I’d been assigned to cover the San Francisco portion of the Gorbachev tour. After a week of indecision, I finally decided I couldn’t put my name on the story and the only professional thing to do was tell the editors that before I got on the plane, not when I was sitting in a $175 hotel room overlooking San Francisco Bay.
Executive Editor Joel Kramer was extremely angry at first. Outrageous, he said. Is your disagreement worth harming the paper’s image?
I said something about not wanting to be 70 years old and have regrets about not standing up for something I believed in, that there comes a time when you’re stuck in a traffic jam and you wonder who you are, and how Parkinson should have first considered the position he was putting his reporters in.

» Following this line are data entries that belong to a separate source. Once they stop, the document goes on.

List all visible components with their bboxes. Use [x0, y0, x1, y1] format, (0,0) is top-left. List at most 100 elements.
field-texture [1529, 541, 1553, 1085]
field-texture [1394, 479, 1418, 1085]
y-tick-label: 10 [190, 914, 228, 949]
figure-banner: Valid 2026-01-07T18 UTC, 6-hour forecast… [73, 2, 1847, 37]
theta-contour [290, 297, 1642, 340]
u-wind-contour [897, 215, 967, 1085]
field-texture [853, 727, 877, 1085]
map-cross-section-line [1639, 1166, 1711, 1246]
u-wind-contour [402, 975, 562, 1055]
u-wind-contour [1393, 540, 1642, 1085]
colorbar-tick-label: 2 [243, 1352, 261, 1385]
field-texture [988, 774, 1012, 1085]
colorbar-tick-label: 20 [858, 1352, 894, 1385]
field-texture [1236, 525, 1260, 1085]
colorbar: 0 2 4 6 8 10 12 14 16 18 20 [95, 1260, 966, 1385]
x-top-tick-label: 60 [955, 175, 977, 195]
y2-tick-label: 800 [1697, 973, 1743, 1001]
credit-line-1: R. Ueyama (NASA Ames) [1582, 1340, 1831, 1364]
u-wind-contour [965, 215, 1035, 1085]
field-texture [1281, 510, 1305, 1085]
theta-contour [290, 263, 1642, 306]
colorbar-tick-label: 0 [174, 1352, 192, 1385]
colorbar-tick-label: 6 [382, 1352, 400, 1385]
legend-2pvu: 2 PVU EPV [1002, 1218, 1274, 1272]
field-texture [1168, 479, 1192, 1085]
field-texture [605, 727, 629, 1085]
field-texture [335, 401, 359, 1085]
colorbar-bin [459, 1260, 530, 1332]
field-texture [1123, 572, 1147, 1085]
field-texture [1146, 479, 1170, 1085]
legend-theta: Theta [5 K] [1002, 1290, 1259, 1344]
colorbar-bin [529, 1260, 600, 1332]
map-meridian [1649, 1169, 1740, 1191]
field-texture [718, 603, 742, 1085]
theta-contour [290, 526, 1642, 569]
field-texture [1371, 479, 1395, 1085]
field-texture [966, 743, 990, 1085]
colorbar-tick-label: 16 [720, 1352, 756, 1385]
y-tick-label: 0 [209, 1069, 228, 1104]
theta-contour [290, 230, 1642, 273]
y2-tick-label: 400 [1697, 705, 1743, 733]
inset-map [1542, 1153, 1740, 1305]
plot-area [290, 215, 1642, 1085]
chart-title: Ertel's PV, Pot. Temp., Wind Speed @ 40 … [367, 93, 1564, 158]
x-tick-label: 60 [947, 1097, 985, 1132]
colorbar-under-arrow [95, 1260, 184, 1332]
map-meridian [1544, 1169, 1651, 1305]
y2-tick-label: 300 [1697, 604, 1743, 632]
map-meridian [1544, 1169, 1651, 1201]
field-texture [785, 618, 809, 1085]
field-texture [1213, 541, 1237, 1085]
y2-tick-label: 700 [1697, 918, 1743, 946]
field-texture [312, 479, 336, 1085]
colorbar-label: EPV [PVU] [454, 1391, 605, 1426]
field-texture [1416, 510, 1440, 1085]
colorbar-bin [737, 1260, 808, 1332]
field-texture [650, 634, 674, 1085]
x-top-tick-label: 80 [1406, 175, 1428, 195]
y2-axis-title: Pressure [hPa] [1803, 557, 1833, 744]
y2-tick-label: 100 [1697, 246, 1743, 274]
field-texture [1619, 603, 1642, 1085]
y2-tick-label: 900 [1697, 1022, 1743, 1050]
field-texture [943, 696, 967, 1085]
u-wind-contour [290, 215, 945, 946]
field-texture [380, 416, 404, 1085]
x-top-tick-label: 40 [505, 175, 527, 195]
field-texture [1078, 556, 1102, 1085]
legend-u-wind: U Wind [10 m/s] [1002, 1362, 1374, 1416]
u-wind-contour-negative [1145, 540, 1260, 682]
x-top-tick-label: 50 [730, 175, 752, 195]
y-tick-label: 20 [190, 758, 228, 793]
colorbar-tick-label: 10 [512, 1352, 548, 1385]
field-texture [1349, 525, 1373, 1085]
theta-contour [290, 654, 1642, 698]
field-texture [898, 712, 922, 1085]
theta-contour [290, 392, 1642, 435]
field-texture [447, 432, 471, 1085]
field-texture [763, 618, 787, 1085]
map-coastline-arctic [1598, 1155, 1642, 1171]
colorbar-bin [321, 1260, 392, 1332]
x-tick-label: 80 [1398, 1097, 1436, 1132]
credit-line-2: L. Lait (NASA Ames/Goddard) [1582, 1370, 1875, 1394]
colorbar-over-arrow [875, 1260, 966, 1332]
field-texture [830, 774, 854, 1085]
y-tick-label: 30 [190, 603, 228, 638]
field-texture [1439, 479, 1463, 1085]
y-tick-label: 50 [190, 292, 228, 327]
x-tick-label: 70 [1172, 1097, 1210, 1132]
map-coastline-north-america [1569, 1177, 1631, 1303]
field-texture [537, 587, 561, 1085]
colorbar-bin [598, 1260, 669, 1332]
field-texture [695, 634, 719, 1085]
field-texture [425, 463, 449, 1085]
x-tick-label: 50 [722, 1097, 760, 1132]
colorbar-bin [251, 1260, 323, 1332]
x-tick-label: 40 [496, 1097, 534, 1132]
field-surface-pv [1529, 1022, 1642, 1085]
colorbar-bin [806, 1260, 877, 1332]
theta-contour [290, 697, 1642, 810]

If that was the case, Kramer said, then I was off the plane. I spent nine hours on “Gorby Day” doing rewrite. Meanwhile my wife, a reporter for the competition, was sitting in the kitchen of a Minneapolis family entertaining Mrs. Gorbachev and having a great time. (Besides her, there were two representatives from the Star Tribune’s public relations department while Star Trib reporters had to stand outside and wait for information.)
By a 4-l margin the reporters surveyed decided a byline strike of the Gorbachev stories wasn’t worth it. They didn’t want to embarrass the newspaper in front of national reporters, even though their publisher had embarrassed them. It was, in reporter Tony Carrideo’s words, “what kept Joel Kramer from going ballistic.”
The motorcade swept through the Twin Cities, Roger Parkinson in one of the lead limos. At one point when the motorcade stopped, Parkinson got out and, along with KGB agents, pushed the crowd away from the Soviet entourage as Gorbachev worked the crowd.
Weeks after what is known cryptically around the newsroom as “the visit”, copies of a doctored picture still hang. The photograph of Parkinson has been transposed — from a full head of hair, the publisher has suddenly become bald in the same fashion as Gorbachev. There is a birthmark imprinted on Parkinson’s forehead, in the same spot as Gorbachev’s. The birthmark is a perfect outline of the state of Minnesota.
Nobody in the newsroom is expecting Roger to find religion after all this. But it’s assume he got the message.